Monday, May 3, 2010

"Rating Agencies - Do We Need Them?"

Sydney M. Williams

Thought of the Day
“Rating Agencies – Do We Need Them?”
May 3, 2010

The Financial Reform Bill, so highly touted by President Obama (to such an extent that he has suggested that whomever is against it must be in the pay of Wall Street fat cats!), leaves unmolested such root causes of the credit crisis as Fannie Mae and Freddie Mac, along with their incestuous relationship with Congress. The Bill also largely excuses the rating agencies from regulation, despite the role they played in being so quick to accord AAA ratings to thousands of structured mortgage products, many of which sank beneath the waves.

One of the more fascinating factors of the financial wonderland in which we live and work is that investing in equities (the riskier of the two asset classes – bonds being the other) has long relied on independent research. Bond investors, on the other hand, have largely depended upon the ratings from services such as Moody’s, Standard & Poor’s and Fitch.

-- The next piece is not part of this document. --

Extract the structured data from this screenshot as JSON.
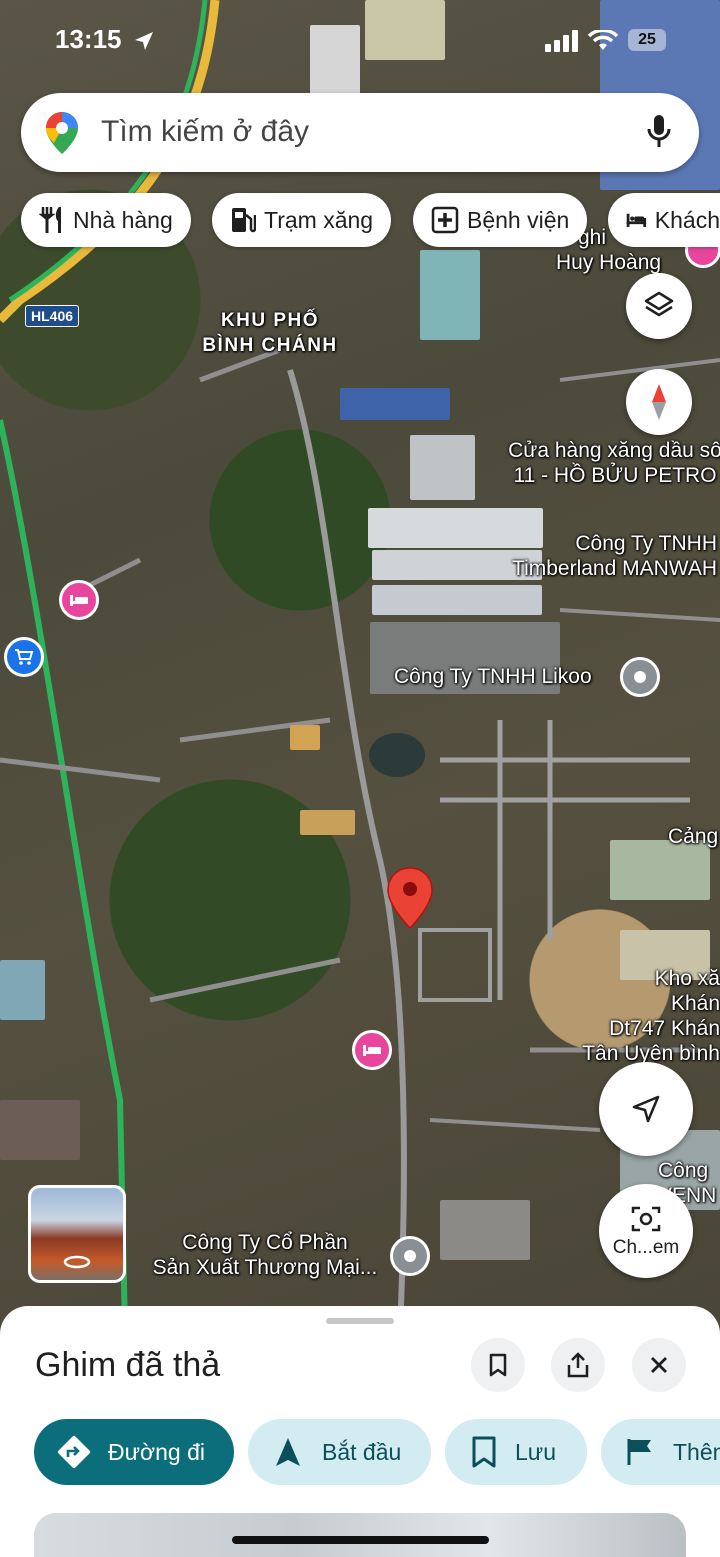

Since the rating agencies are paid for by the businesses, or governments, which they rate, they could be viewed as nothing more than glorified, over-priced financial public relation companies, masquerading as independent research firms. That’s probably too harsh, but you get my point. While most companies have investor relations departments, or hire financial public relation firms to promote their stocks, most investors – both retail and institutional – rely on independent analysis by firms such as ours, or on their own analysts.

It is true that many “buy-side” firms employ credit analysts and that a number of brokerage firms do as well, but they are frequently tucked away receiving little of the glory (or the notoriety) that frequently descends upon equity analysts.

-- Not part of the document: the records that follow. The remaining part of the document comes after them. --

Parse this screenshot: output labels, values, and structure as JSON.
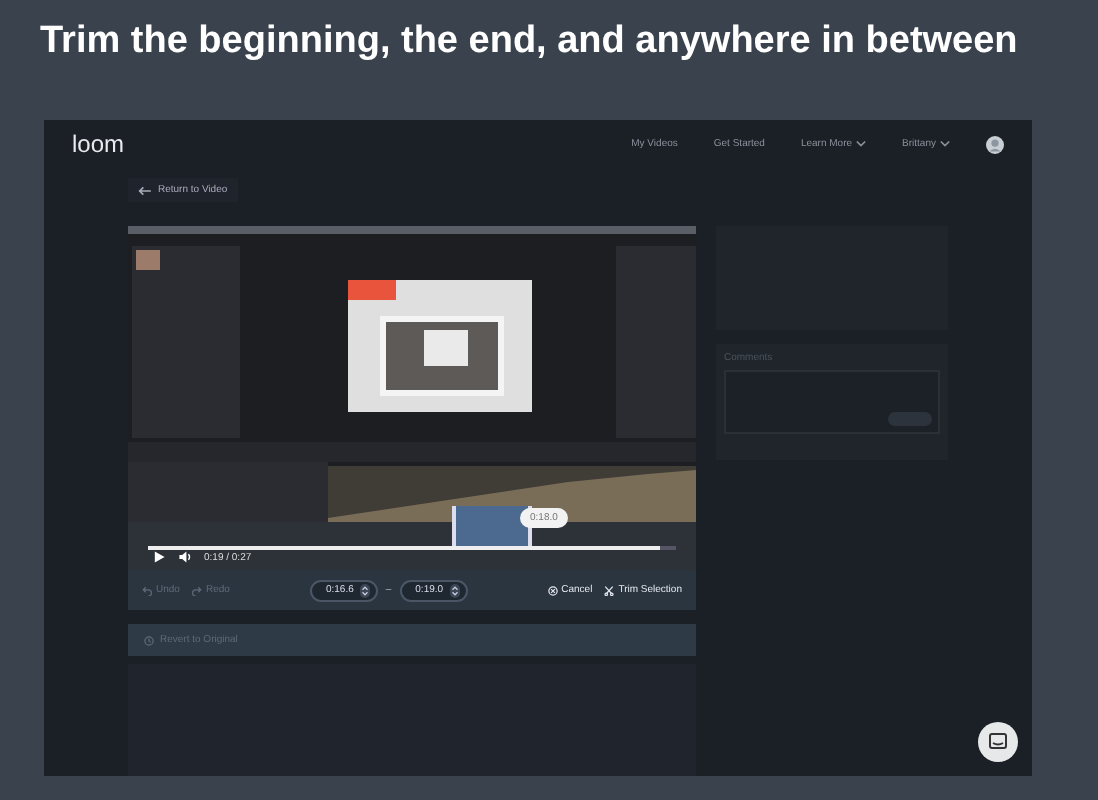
{
  "headline": "Trim the beginning, the end, and anywhere in between",
  "app": {
    "logo": "loom",
    "nav": [
      {
        "label": "My Videos",
        "dropdown": false
      },
      {
        "label": "Get Started",
        "dropdown": false
      },
      {
        "label": "Learn More",
        "dropdown": true
      },
      {
        "label": "Brittany",
        "dropdown": true
      }
    ],
    "back_button": "Return to Video",
    "player": {
      "trim_label": "0:18.0",
      "time": "0:19 / 0:27",
      "level": 0.97
    },
    "editor": {
      "undo": {
        "label": "Undo",
        "disabled": true
      },
      "redo": {
        "label": "Redo",
        "disabled": true
      },
      "start": "0:16.6",
      "separator": "–",
      "end": "0:19.0",
      "cancel": "Cancel",
      "trim": "Trim Selection"
    },
    "revert": {
      "label": "Revert to Original",
      "disabled": true
    },
    "comments": {
      "title": "Comments"
    }
  }
}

Individual investors are the ones most reliant on the rating agencies; so were the ones who suffered most grievously, in part, due to the lack of honest diligence and disclosure on the part of the rating agencies.

In an editorial on Sunday, the New York Times, stated that “reform bills before Congress have only vague proposals to fix the rating agencies…” The Times, not surprisingly, urged that the agencies “should be financed like a public good, with a tax or other levy, and paid by the government.” But after watching what government did to the two GSEs, Fannie Mae and Freddie Mac, it is difficult to imagine that government is the best arbiter as to what constitutes risk and what does not. The better solution, what the Times refers to as a “drastic step”, would be to simply let them disappear. The result would be an increase in independent fixed income research and more open, honest and efficient pricing of bonds and other fixed income instruments.

So, my answer, despite the defense of Moody’s by Warren Buffett over the weekend (Mr. Buffett, an owner, has been selling the stock recently), to the question in the header is “no”. The void created by their demise would be filled by creative, entrepreneurial firms specializing in credit research and whose clients would be investors, not issuers. Those firms, either old or new, would then become the equivalent in fixed income research to what firms like Sanford Bernstein or Monness, Crespi, Hardt & Co. are to equity research.